I had a friend who was going to buy a cow and keep it in his yard, and every time he got hungry he was going to go out and slice off a piece of cow for a steak or just to grind up for burger. He figured the cow would heal quickly enough so he could just keep letting it grow back and have another slice later. I told him after a few slices that part would start to get tough from scar tissue, but he persisted in his dream. I think he gave up on the cow because he went broke on some bad land speculation. He bought a huge parcel in an area where they were building a dam. You guessed it. His property is now at the bottom of a lake.
(Not all of this is true. The part about “I had a friend” is true.)
Adult performers will be heavily modified, not by surgery, but by gene therapy. Males will be prodigious in length, girth and duration, and the females will be able to handle them.
Game shows will be life or death. (I know I’m not original in predicting this, but I’m convinced it’s coming. Just look at talk shows and reality TV. They quite resemble public stonings.)
The difference between most educated and least educated will continue to grow.
Shortly after people are essentially always ‘on line,’ it will take money to stop the ads from playing in your ears most of your waking hours.
I predict the invent of commercial nano technology and its common usage. People will have cell phones wired into their mouth and constantly connected to the internet. They could wear some type of contact lenses or glasses for the display. I see a horror story here about brain control and hive mind mentality.
Everything will cost money. Want to walk in the public park, that will be X dollars an hour. Not only that, you will be bombarded by advertisements. The national do not call list will be around, but you will have to pay for it. The payment will cost more than the typical telemarketer’s spiel. No more free TV broadcasts in the states. In addition the commercials will take up much more time.
I also predict that we will be able to custom grow spare parts for people in the lab so you won’t have to worry for the perfect donor when your heart putzes out. Not to mention the need for a new liver because you drink more than the dimestore whino.

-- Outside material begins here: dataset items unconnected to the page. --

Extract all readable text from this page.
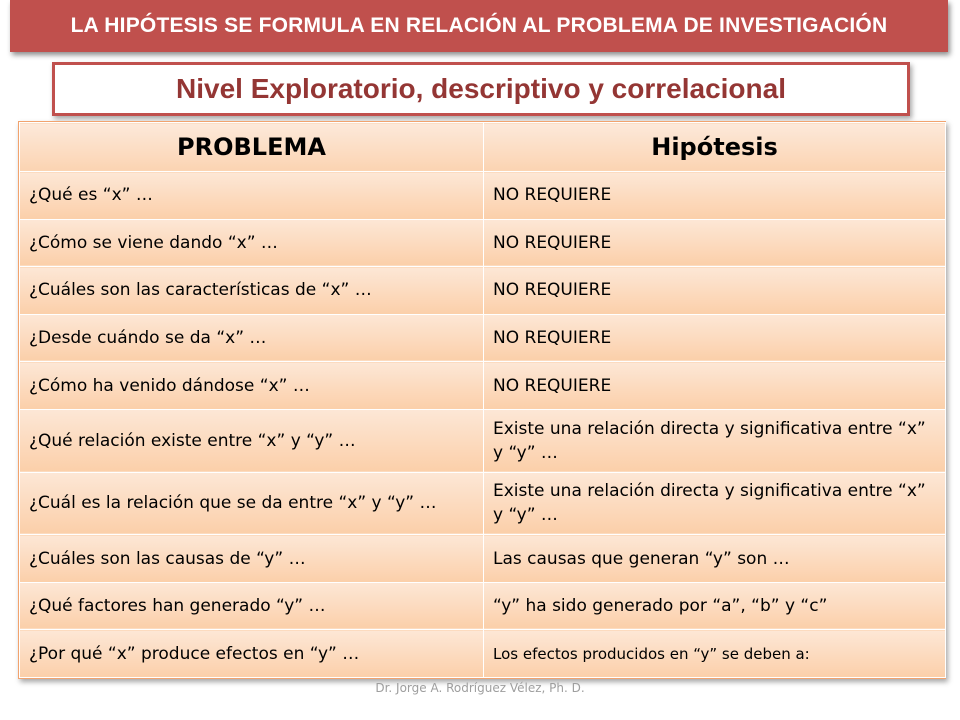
LA HIPÓTESIS SE FORMULA EN RELACIÓN AL PROBLEMA DE INVESTIGACIÓN
Nivel Exploratorio, descriptivo y correlacional
PROBLEMA	Hipótesis
¿Qué es “x” …	NO REQUIERE
¿Cómo se viene dando “x” …	NO REQUIERE
¿Cuáles son las características de “x” …	NO REQUIERE
¿Desde cuándo se da “x” …	NO REQUIERE
¿Cómo ha venido dándose “x” …	NO REQUIERE
¿Qué relación existe entre “x” y “y” …	Existe una relación directa y significativa entre “x” y “y” …
¿Cuál es la relación que se da entre “x” y “y” …	Existe una relación directa y significativa entre “x” y “y” …
¿Cuáles son las causas de “y” …	Las causas que generan “y” son …
¿Qué factores han generado “y” …	“y” ha sido generado por “a”, “b” y “c”
¿Por qué “x” produce efectos en “y” …	Los efectos producidos en “y” se deben a:
Dr. Jorge A. Rodríguez Vélez, Ph. D.
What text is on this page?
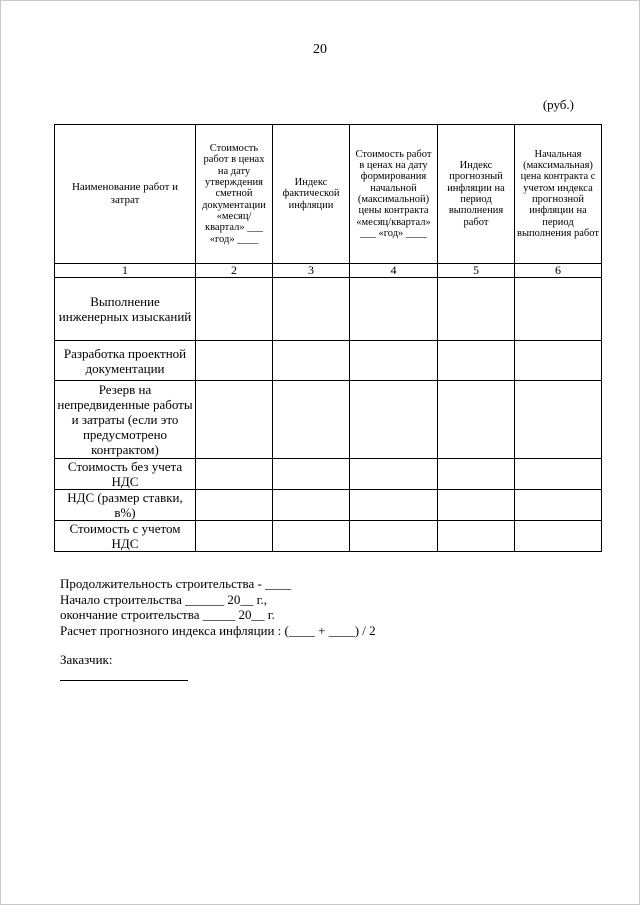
20
(руб.)
Наименование работ и затрат	Стоимость работ в ценах на дату утверждения сметной документации «месяц/квартал» ___ «год» ____	Индекс фактической инфляции	Стоимость работ в ценах на дату формирования начальной (максимальной) цены контракта «месяц/квартал» ___ «год» ____	Индекс прогнозный инфляции на период выполнения работ	Начальная (максимальная) цена контракта с учетом индекса прогнозной инфляции на период выполнения работ
1	2	3	4	5	6
Выполнение инженерных изысканий					
Разработка проектной документации					
Резерв на непредвиденные работы и затраты (если это предусмотрено контрактом)					
Стоимость без учета НДС					
НДС (размер ставки, в%)					
Стоимость с учетом НДС					
Продолжительность строительства - ____
Начало строительства ______ 20__ г.,
окончание строительства _____ 20__ г.
Расчет прогнозного индекса инфляции : (____ + ____) / 2
Заказчик:
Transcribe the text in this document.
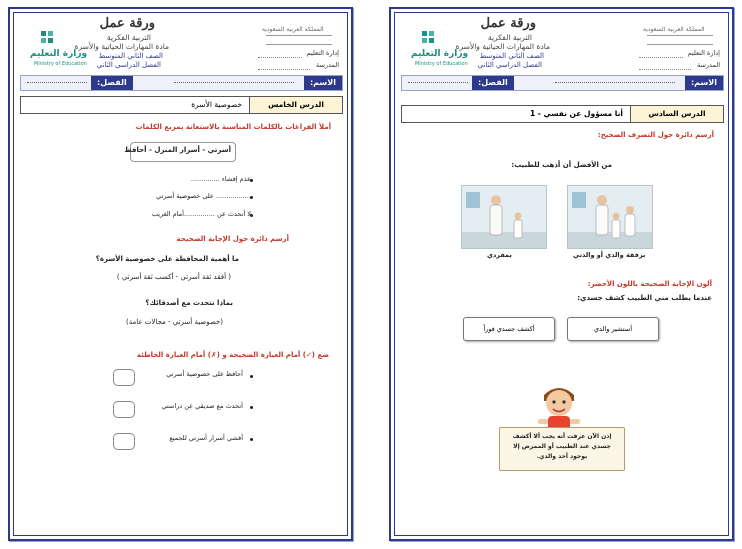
ورقة عمل
التربية الفكرية
مادة المهارات الحياتية والأسرة
الصف الثاني المتوسط
الفصل الدراسي الثاني
المملكة العربية السعودية
إدارة التعليم
المدرسة
وزارة التعليم
Ministry of Education
الاسم:
الفصل:
الدرس الخامس
خصوصية الأسرة
أملأ الفراغات بالكلمات المناسبة بالاستعانة بمربع الكلمات
أسرتي - أسرار المنزل - أحافظ
عدم إفشاء ..............
................. على خصوصية أسرتي
لا أتحدث عن ...............أمام الغريب
أرسم دائرة حول الإجابة الصحيحة
ما أهمية المحافظة على خصوصية الأسرة؟
( أفقد ثقة أسرتي - أكسب ثقة أسرتي )
بماذا نتحدث مع أصدقائك؟
(خصوصية أسرتي - مجالات عامة)
ضع (✓) أمام العبارة الصحيحة و (✗) أمام العبارة الخاطئة
أحافظ على خصوصية أسرتي
أتحدث مع صديقي عن دراستي
أفشي أسرار أسرتي للجميع
ورقة عمل
التربية الفكرية
مادة المهارات الحياتية والأسرة
الصف الثاني المتوسط
الفصل الدراسي الثاني
المملكة العربية السعودية
إدارة التعليم
المدرسة
وزارة التعليم
Ministry of Education
الاسم:
الفصل:
الدرس السادس
أنا مسؤول عن نفسي - 1
أرسم دائرة حول التصرف الصحيح:
من الأفضل أن أذهب للطبيب:
برفقة والدي أو والدتي
بمفردي
ألون الإجابة الصحيحة باللون الأخضر:
عندما يطلب مني الطبيب كشف جسدي:
أستشير والدي
أكشف جسدي فوراً
إذن الآن عرفت أنه يجب ألا أكشف جسدي عند الطبيب أو الممرض إلا بوجود أحد والدي.
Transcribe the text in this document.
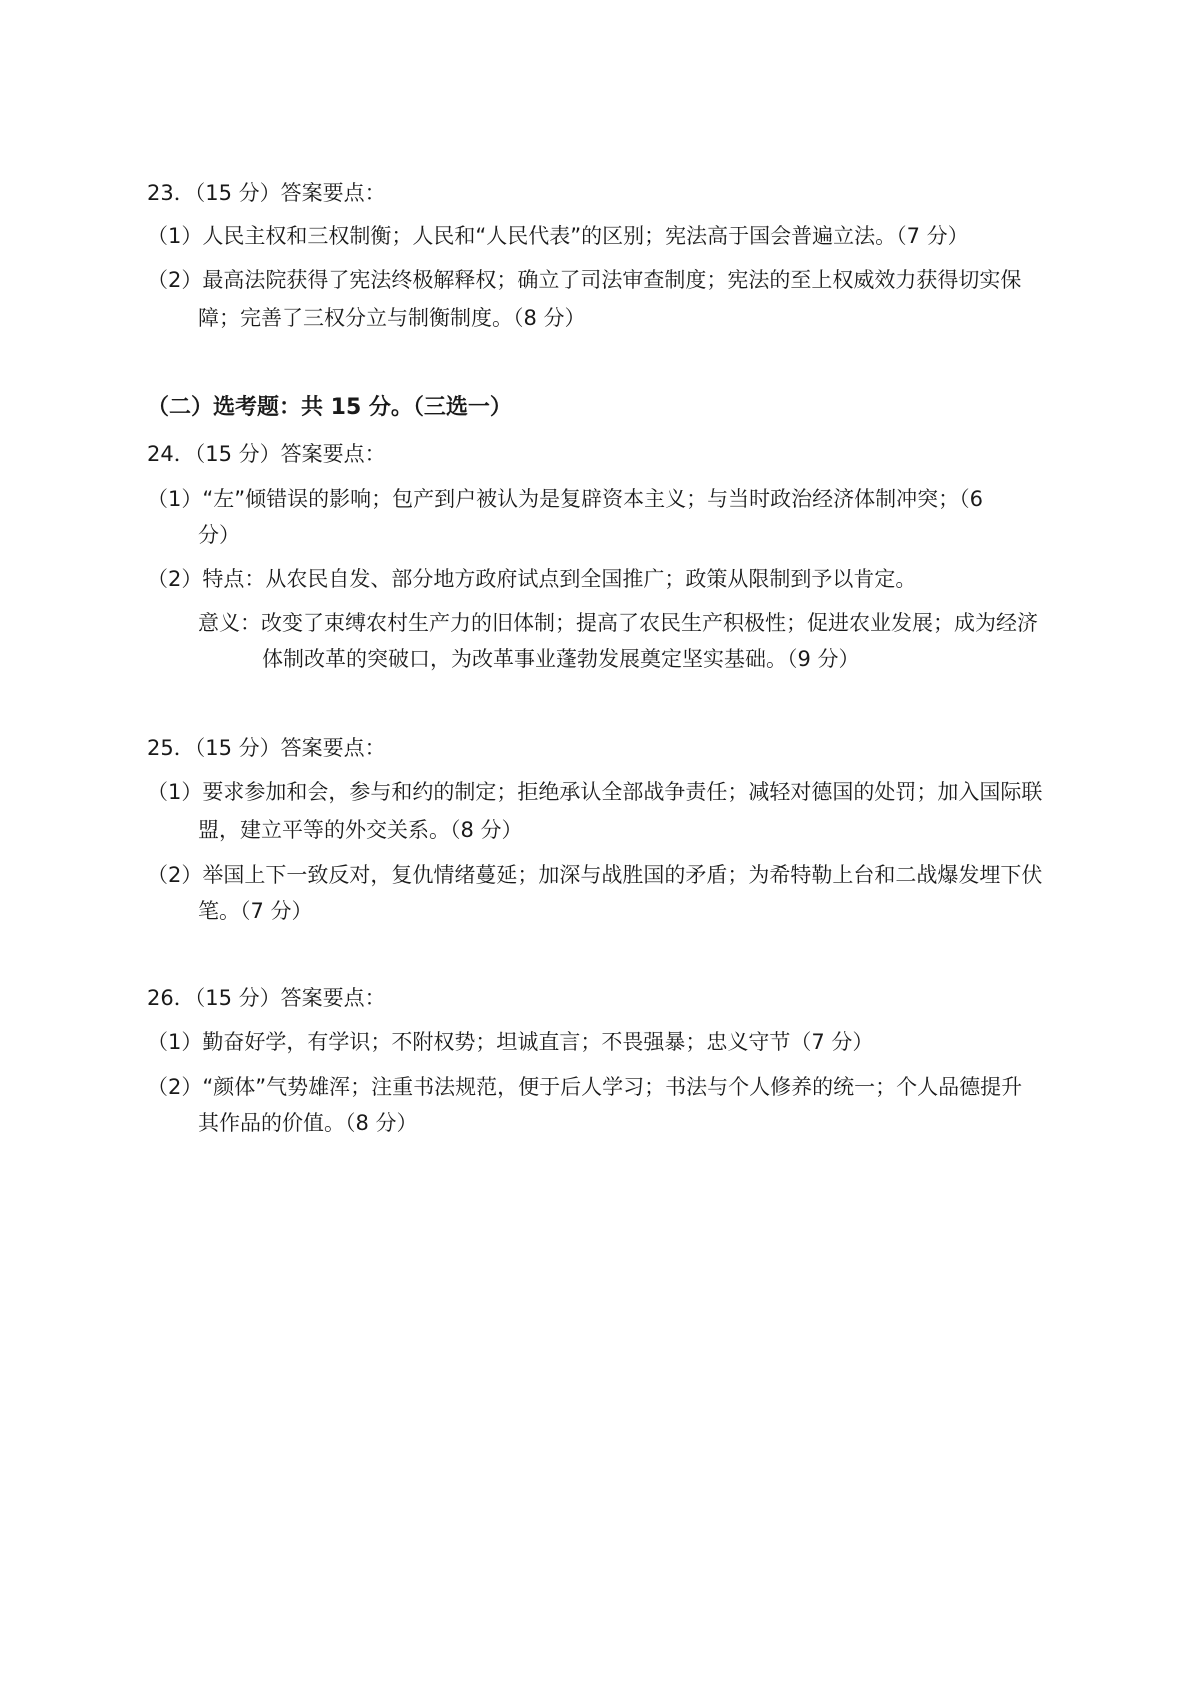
23．（15 分）答案要点：
（1）人民主权和三权制衡；人民和“人民代表”的区别；宪法高于国会普遍立法。（7 分）
（2）最高法院获得了宪法终极解释权；确立了司法审查制度；宪法的至上权威效力获得切实保
障；完善了三权分立与制衡制度。（8 分）
（二）选考题：共 15 分。（三选一）
24．（15 分）答案要点：
（1）“左”倾错误的影响；包产到户被认为是复辟资本主义；与当时政治经济体制冲突；（6
分）
（2）特点：从农民自发、部分地方政府试点到全国推广；政策从限制到予以肯定。
意义：改变了束缚农村生产力的旧体制；提高了农民生产积极性；促进农业发展；成为经济
体制改革的突破口，为改革事业蓬勃发展奠定坚实基础。（9 分）
25．（15 分）答案要点：
（1）要求参加和会，参与和约的制定；拒绝承认全部战争责任；减轻对德国的处罚；加入国际联
盟，建立平等的外交关系。（8 分）
（2）举国上下一致反对，复仇情绪蔓延；加深与战胜国的矛盾；为希特勒上台和二战爆发埋下伏
笔。（7 分）
26．（15 分）答案要点：
（1）勤奋好学，有学识；不附权势；坦诚直言；不畏强暴；忠义守节（7 分）
（2）“颜体”气势雄浑；注重书法规范，便于后人学习；书法与个人修养的统一；个人品德提升
其作品的价值。（8 分）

In all seriousness, I predict “interactive” television advertising. Specifically, whenever the technology mavens succeed in unifying our electronics — that is, when our TV, computer, telephone, stereo, etc., are all being controlled out of one box, as is inevitable — we will soon thereafter be subjected to, for example, “opt out” commercials, where when the ad comes on, you have to click a box for “I’m not interested,” or else a telemarketer for the product will contact you at the end of it.
Sounds awful, I know, but the only question in my mind is whether we can get to an all-subscription view-on-demand model first. In other words, if you’re paying (say) a dollar per episode of “Friends,” or twenty dollars for a full-season subscription, there won’t be any need for commercials any more, and we can escape the horror of the above. With luck, we’ll avoid it before it happens.
The Steroid Olympics, featuring grotesquely muscled athletes with necks like tree trunks and heads like pumpkins, will outstrip the actual Olympics 3-to-1. It will be owned by WWE.
Everyone will have one gizmo they carry - it’ll be PC, mobile phone, digital radio, personal organizer, camcorder, MP7 (the new format that can condense an album track down to 100K) player. It will be absolutely minute, but you’ll be able to use it with more user-friendly peripherals via wireless. It’ll incorporate a virtual reality headset that connects wirelessly to a chip implanted into the visual cortex of the brain; TV will be broadcast in 3D this way.
And finally, finally my wife’ll get the hovercraft she was promised in all those “life in 50 years’ time” books in the 70s.
My prediction is widespread use of much more durable artificial organs…not just mechanical, but biological, or combinations of the two. Hearts, livers, pancreases, maybe even kidneys and limbs.